O exemplo da Filosofia da UFRGS coloca outro ponto em evidência: os diferentes níveis de cobrança observados em instituições públicas e privadas. A repetência tende a ser menor em qualquer instituição paga, afirma Gustavo Ioshpe, economista e consultor do MEC. Se o curso for muito difícil, um grande número de pessoas pode largá-lo pela metade. E isso significa prejuízo financeiro - ou aumento de mensalidade para os alunos que ficam. Outro fator que diminui o número de reprovações nas faculdades particulares é o baixo índice de desistência: afinal de contas, poucos estudantes abandonam uma disciplina depois de terem pago a mensalidade. Universitários como Daniel Vidaletti, que cursa Administração com Ênfase em Análise de Sistemas na PUC-RS, têm um motivo extra para evitar a todo custo a reprovação. Vidaletti tem crédito educativo - e se for reprovado em mais da metade das disciplinas, perde o beneficio. Além disso, se eu trancar ou abandonar uma disciplina, conta como reprovação, explica o aluno. A necessidade de prestar contas é um estímulo à responsabilidade.

Alívio para a nota vermelha

Para evitar a reprovação em massa em alguns cursos de ciências exatas, a UFPR resolveu mudar o próprio mecanismo de ingresso nessas faculdades. No final do último ano, começou o primeiro vestibular estendido - adotado nos cursos de Matemática, Matemática Industrial e Estatística. Depois de fazer a prova tradicional sobre os conteúdos aprendidos durante o ensino médio, os candidatos terão de cursar durante um semestre as disciplinas básicas do curso superior - que são, por sinal, as que mais reprovam. Os estudantes que apresentarem as melhores notas nessas cadeiras serão selecionados para continuar na universidade.

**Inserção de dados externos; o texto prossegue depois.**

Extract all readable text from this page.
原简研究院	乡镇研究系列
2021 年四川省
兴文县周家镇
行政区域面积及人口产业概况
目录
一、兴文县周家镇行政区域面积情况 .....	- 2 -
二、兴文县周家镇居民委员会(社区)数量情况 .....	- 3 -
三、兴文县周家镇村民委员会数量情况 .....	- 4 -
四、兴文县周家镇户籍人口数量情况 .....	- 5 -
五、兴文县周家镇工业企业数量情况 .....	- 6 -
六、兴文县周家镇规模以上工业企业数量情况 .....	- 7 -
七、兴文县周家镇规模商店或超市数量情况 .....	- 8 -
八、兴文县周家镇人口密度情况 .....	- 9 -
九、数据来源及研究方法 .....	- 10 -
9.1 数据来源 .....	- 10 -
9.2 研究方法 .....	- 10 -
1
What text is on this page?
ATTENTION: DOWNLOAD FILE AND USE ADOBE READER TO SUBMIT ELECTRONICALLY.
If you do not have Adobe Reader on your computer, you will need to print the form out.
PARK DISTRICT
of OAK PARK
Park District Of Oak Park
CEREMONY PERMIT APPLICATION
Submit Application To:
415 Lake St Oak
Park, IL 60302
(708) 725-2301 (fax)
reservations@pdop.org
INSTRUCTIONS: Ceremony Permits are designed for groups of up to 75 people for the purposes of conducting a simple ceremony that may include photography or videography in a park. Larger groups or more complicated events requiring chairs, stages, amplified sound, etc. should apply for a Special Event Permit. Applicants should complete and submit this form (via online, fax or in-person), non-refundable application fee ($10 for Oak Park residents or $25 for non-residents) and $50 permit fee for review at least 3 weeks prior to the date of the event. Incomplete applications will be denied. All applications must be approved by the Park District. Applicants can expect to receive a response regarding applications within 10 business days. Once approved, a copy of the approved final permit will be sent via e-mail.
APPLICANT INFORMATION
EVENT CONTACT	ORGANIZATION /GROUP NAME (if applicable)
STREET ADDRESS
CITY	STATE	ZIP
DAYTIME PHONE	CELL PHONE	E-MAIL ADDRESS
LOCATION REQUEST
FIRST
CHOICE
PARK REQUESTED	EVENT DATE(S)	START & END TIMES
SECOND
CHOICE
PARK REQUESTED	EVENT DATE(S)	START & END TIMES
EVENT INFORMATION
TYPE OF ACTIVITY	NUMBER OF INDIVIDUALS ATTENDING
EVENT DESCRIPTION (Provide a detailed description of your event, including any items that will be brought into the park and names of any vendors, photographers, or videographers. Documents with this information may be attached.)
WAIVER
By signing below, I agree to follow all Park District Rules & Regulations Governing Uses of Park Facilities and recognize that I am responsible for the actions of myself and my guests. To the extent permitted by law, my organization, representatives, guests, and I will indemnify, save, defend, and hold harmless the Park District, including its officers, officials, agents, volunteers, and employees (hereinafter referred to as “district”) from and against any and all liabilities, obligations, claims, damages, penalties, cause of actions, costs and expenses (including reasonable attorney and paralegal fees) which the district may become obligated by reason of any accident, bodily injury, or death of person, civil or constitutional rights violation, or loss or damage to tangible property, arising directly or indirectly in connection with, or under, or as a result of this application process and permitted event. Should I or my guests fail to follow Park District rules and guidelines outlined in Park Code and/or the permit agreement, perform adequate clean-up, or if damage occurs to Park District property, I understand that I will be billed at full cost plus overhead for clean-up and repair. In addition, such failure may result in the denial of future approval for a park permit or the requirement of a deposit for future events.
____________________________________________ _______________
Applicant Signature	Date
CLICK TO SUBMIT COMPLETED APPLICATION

O Departamento de Matemática da UFPR também criou ferramentas específicas para diminuir a repetência na cadeira de Cálculo - que é o verdadeiro bicho-papão dos estudantes de exatas. Agora, uma comissão determina quais conteúdos devem ser ministrados na disciplina e exige que todos os professores sigam as diretrizes. Cada tópico da matéria deve ser lecionado de acordo com um calendário detalhado. Além disso, a comissão elabora 40% dos problemas aplicados nas provas. Criamos questões razoáveis, que exigem um conhecimento básico de cálculo. O aluno que estuda tem condições de resolvê-las, garante a professora Liliana Cumin, que integra a comissão. Além de proteger os alunos contra o excesso de cobrança por parte de alguns docentes, a iniciativa impede que o nível de exigência fique muito baixo. Alguns professores aprovavam todo mundo, revela Liliana.